Pocock wants better payment protections in the building industry
Fitout trades: Later-stage subcontractors such as electricians come in when much of a project is already complete - and the risk is greater that a builder has run out of money. Photo: Jessica Shapiro

Pocock wants better payment protections in the building industry

Independent senator David Pocock, who holds a key vote on the Labor government’s industrial relations laws, is pushing it to follow through with its election promise to improve payment protections for subcontractors, who are often left unpaid when a builder goes under.

Senator Pocock, whose vote in the 76-seat upper house could prove vital for the government’s multi-employer bargaining legislation, said the government should act on its election promise to bring in measures including trusts to safeguard payments for subcontractors.

“This is a pressing issue that has a huge impact on subcontractors and something I will keep pushing to see addressed as a priority,” Senator Pocock told The Australian Financial Review.

While on the backburner as the government works its way through the omnibus industrial relations legislation, security of payments will come on the agenda as a topic next year for the National Construction Industry Forum, a government-industry-union body created after September’s Jobs and Skills Summit.

But the Zimbabwe-raised former Wallabies player’s views carry weight now, as, with the Greens on side, the federal government needs just one more vote in the Senate to pass legislation.
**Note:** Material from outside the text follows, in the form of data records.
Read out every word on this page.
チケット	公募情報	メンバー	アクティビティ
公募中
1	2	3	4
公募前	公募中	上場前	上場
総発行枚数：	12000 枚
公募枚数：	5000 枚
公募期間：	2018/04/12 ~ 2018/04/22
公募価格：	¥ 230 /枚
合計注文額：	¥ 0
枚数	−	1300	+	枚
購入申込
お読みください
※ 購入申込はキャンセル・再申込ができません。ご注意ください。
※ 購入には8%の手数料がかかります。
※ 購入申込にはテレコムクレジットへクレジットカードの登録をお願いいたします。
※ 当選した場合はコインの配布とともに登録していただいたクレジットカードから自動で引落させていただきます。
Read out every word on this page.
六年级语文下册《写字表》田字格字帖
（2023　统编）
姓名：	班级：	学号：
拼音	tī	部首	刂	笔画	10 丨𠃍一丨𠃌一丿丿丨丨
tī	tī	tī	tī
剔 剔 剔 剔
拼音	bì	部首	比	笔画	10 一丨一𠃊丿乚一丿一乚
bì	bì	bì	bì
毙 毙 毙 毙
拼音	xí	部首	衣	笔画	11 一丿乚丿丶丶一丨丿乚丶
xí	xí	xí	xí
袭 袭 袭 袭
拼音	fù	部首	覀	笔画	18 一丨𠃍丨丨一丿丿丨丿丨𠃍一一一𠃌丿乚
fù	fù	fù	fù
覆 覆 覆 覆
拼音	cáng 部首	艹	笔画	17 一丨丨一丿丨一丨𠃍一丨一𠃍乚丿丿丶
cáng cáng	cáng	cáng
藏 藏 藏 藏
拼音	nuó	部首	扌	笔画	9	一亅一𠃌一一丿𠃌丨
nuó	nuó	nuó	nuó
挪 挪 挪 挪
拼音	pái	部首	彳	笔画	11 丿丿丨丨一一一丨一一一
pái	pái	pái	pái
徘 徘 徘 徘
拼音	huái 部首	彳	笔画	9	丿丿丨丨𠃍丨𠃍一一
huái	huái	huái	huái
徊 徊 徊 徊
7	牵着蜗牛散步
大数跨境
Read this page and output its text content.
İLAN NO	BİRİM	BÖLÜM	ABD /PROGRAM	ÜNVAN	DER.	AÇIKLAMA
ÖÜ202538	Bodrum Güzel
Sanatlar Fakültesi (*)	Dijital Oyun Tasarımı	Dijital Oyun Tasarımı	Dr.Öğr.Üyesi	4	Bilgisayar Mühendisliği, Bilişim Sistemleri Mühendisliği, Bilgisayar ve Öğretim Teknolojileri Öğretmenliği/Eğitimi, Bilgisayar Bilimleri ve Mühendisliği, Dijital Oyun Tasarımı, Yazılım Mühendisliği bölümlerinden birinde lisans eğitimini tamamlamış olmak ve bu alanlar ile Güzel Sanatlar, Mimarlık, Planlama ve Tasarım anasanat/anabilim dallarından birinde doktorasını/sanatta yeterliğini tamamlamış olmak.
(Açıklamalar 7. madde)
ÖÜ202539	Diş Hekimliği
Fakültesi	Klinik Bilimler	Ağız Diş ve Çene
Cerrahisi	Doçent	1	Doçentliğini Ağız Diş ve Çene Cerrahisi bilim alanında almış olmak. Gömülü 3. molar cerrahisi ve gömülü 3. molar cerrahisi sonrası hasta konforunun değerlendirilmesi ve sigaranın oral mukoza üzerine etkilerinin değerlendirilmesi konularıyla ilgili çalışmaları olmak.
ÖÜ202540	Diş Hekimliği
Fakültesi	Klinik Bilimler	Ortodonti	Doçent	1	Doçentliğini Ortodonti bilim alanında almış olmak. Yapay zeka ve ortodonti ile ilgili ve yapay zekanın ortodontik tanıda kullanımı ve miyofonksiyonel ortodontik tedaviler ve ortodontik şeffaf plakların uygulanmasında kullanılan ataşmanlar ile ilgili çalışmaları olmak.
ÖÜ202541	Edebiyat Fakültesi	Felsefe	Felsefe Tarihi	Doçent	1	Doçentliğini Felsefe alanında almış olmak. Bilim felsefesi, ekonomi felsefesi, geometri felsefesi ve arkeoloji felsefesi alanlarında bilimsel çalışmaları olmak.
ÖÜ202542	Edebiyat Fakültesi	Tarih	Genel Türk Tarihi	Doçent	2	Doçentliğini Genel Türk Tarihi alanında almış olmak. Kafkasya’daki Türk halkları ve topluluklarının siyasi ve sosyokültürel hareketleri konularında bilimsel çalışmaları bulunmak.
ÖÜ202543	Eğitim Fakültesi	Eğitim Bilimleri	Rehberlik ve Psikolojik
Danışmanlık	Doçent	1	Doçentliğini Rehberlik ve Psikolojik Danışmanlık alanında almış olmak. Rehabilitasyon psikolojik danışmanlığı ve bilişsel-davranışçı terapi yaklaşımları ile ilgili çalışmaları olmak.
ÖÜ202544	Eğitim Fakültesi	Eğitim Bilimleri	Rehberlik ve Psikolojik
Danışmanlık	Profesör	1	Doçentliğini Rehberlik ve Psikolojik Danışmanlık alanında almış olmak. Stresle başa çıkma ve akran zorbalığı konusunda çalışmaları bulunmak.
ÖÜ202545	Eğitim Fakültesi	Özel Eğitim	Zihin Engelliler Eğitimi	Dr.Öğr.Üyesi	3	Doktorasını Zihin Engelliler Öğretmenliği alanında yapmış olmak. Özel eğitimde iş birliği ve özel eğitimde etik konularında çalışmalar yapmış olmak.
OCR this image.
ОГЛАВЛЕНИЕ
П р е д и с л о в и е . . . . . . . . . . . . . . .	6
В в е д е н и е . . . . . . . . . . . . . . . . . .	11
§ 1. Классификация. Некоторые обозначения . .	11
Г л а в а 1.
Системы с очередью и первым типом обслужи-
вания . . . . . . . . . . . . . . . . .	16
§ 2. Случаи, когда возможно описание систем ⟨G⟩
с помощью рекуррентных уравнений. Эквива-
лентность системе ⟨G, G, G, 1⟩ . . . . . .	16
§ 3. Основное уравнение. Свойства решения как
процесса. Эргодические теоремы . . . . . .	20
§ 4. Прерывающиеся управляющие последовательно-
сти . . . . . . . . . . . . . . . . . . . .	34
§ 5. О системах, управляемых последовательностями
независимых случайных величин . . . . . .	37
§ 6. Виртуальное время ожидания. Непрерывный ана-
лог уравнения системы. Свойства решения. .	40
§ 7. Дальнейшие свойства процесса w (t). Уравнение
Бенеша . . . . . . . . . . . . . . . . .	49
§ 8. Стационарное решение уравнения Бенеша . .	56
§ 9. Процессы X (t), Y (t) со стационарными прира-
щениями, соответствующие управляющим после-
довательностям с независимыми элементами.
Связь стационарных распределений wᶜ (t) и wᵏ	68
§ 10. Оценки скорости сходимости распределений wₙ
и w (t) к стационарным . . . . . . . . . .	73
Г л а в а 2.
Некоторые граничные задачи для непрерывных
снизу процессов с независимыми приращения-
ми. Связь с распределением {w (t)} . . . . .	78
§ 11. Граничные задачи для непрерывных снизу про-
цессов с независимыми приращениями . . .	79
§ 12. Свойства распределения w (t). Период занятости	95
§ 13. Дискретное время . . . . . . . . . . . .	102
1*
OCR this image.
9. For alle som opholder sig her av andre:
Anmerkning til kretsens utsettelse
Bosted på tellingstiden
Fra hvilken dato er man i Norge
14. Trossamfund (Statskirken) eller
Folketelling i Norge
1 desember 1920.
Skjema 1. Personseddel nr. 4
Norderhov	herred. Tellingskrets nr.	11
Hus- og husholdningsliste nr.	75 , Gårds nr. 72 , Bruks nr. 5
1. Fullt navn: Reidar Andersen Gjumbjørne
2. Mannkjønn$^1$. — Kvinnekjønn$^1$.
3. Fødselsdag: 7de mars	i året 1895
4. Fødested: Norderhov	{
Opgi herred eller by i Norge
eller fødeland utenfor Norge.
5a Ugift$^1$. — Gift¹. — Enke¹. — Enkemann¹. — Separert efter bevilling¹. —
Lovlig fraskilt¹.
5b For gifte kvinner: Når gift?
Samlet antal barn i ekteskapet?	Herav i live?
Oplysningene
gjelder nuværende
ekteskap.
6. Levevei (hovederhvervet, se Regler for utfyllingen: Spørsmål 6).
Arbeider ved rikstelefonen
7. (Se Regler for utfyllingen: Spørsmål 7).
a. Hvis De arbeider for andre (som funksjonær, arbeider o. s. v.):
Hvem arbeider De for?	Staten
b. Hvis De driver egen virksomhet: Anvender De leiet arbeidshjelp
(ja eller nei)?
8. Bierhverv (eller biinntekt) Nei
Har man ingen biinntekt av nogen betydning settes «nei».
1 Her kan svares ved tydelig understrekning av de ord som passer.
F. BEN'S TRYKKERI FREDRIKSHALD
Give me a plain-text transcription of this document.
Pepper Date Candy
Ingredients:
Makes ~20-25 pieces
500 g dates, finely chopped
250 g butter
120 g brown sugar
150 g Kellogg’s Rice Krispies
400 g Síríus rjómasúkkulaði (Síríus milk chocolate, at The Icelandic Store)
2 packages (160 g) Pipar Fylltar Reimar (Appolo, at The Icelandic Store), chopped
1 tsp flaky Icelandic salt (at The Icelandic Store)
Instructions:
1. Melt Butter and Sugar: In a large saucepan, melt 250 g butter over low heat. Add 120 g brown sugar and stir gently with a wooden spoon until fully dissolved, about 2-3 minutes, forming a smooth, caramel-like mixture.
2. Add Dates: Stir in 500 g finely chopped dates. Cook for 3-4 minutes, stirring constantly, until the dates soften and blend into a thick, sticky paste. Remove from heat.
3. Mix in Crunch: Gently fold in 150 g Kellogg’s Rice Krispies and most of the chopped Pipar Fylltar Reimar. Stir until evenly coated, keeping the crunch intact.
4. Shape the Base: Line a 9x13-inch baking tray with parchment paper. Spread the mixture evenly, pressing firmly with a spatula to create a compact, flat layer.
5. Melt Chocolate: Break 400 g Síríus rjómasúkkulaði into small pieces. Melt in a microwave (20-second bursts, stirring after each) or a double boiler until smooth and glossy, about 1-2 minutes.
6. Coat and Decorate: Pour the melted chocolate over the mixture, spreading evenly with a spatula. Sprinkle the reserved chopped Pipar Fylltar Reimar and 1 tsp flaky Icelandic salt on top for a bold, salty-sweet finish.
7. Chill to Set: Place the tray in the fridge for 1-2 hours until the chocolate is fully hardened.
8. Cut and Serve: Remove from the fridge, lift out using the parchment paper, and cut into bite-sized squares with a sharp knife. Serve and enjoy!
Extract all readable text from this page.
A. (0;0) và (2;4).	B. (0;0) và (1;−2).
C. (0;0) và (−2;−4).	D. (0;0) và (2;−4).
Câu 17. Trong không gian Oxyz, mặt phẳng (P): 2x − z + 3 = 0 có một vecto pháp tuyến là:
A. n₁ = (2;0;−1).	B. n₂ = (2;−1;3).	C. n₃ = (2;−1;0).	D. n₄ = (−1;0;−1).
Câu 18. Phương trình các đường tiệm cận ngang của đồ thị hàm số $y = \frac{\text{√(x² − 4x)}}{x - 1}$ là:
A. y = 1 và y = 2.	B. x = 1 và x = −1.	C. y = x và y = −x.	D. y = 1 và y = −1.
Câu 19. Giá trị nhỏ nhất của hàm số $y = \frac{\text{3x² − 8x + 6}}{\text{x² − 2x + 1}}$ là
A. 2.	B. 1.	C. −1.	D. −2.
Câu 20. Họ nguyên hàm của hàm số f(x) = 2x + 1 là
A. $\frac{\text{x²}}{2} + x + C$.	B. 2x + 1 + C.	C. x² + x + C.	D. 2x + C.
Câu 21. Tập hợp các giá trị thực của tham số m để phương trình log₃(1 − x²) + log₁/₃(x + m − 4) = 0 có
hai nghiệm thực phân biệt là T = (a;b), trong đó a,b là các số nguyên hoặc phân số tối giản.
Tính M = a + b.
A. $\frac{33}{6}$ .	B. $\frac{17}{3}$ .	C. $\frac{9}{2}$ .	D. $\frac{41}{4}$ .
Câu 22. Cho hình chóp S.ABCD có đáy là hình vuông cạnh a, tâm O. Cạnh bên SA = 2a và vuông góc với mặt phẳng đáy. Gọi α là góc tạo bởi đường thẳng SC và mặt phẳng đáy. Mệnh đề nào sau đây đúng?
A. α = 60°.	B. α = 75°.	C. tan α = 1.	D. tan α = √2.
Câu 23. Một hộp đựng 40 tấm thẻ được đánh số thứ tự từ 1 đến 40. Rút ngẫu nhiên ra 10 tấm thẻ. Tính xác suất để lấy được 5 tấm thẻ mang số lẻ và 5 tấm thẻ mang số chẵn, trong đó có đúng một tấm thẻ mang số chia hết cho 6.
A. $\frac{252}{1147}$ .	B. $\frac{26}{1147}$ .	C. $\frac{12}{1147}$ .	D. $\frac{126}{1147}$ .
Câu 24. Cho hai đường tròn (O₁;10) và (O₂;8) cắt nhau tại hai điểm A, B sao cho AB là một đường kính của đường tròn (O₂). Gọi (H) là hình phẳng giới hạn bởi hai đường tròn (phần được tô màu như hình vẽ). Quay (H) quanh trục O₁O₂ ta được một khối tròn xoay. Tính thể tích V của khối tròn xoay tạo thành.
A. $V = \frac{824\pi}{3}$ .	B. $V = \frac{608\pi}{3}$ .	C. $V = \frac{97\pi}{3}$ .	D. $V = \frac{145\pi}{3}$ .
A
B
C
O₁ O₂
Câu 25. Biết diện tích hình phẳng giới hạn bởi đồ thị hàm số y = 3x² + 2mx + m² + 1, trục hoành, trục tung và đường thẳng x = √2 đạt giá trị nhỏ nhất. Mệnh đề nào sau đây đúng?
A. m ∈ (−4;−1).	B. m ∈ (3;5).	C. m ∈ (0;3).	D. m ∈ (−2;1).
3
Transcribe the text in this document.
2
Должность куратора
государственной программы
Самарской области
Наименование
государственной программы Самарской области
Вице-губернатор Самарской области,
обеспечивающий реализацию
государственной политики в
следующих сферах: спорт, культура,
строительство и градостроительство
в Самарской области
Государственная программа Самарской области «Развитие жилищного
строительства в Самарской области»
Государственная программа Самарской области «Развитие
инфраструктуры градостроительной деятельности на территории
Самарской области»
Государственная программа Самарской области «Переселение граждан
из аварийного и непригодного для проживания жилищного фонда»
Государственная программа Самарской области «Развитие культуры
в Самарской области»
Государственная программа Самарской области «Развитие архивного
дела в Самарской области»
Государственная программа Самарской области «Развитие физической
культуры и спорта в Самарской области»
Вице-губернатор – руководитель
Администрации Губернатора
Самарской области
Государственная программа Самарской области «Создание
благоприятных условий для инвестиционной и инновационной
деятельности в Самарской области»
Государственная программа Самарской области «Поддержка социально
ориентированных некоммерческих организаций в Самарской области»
“If he’s a crossbench senator where the government and Greens plus one is what you need, Pocock is a player on whatever he wants to be a player,” said one person involved in the issue.

There is already clear disagreement around the key proposal, recommended in a 2017 federal government review commissioned by former Master Builders Australia chief executive John Murray. It is about the money a client pays to a head contractor for work to be done, to be held in trust and not treated as part of the builder’s general cash flow.

“At the end of day, we say the money they’ve received belongs to the contractors,” said Oliver Judd, chief executive of the National Electrical and Communications Association, an industry group.

“It has to be safeguarded and paid to them.”

It is a big concern for electrical contractors and others in what’s known as the “fitout trades”. These trades come in later to a project, when the walls and other structural elements are up; and also when the money is more likely to be running out, which puts them at greater risk of losing out than an earlier-stage trade such as formwork.

With as much as 90 per cent of work on a commercial construction site performed by subcontractors, who are employed by a head contractor rather than by the client, arguments about how funds are transferred to them from the regular payments a client makes during a project cuts to the heart of a debate about transferring risk.

With building companies making up 26 per cent of corporate failures even though they only make up 17 per cent of businesses, small businesses in the thinly capitalised industry that trades on razor-thin margins need to have their money protected when a head builder goes under, Mr Judd said.

“If and when a builder goes into administration those monies need to be quarantined from administrators,” he said.

“Rather than going to banks and secured creditors, that money needs to flow to the people that’ve done the work.”

In construction and infrastructure industries with a wide range of contracts and relationships, views vary.

Large contractors oppose the proposal for statutory trusts, and say it shouldn’t be included in discussion at the forum, likely to meet in the first or second quarters of next year.

“This is not an issue that impacts on the whole of the industry,” said Jon Davies, CEO of the Australian Constructors Association, which represents large contractors.

“The forum in our view should be focused on more of the broader industry issues like improving culture and productivity of the industry.”

Large contractors, which are better capitalised than many, say a trust system would not resolve the problems they themselves face; for example, when a client refuses to pay mid-project for a change of scope caused by an unforseen discovery, such as a utility cable in the ground.

Unions say that fixing protections from the bottom up would put pressure throughout the chain for better recognition and sharing of risks.

“The ACA and others may say we need to talk about liquidity of the industry,” Electrical Trades Union acting secretary Michael Wright said.

“And fair enough. But let’s get this fixed. If we get this fixed it’s going to force the conversation.”

The insolvency industry also opposes the idea of statutory trusts, saying a system of trust accounts that ring-fenced any funds paid for work done would reduce the pool available for all creditors.

“It breaks pari passu, which is meant to be a fundamental part of an insolvency – all unsecured creditors get paid the same split of what’s left,” said John Winter, the chief executive of Australian Restructuring Insolvency and Turnaround Association.

“And that’s messy. Why is the trust recipient more worthy of protection than others?”

Subcontractors shouldn’t be seen as creditors, NECA’s Mr Judd said.

“The client has paid the builder and the builder is effectively holding money for work that’s been done,” he said.

“It’s a fine line, but it’s not like a bank that’s loaned money or taken on risk. These people have actually done the work.”

Mr Pocock said he had raised security of payments in the senate and also directly with the government.

“Labor committed to urgently implementing the recommendations of the Murray review,” he said. “We need to see this happen.”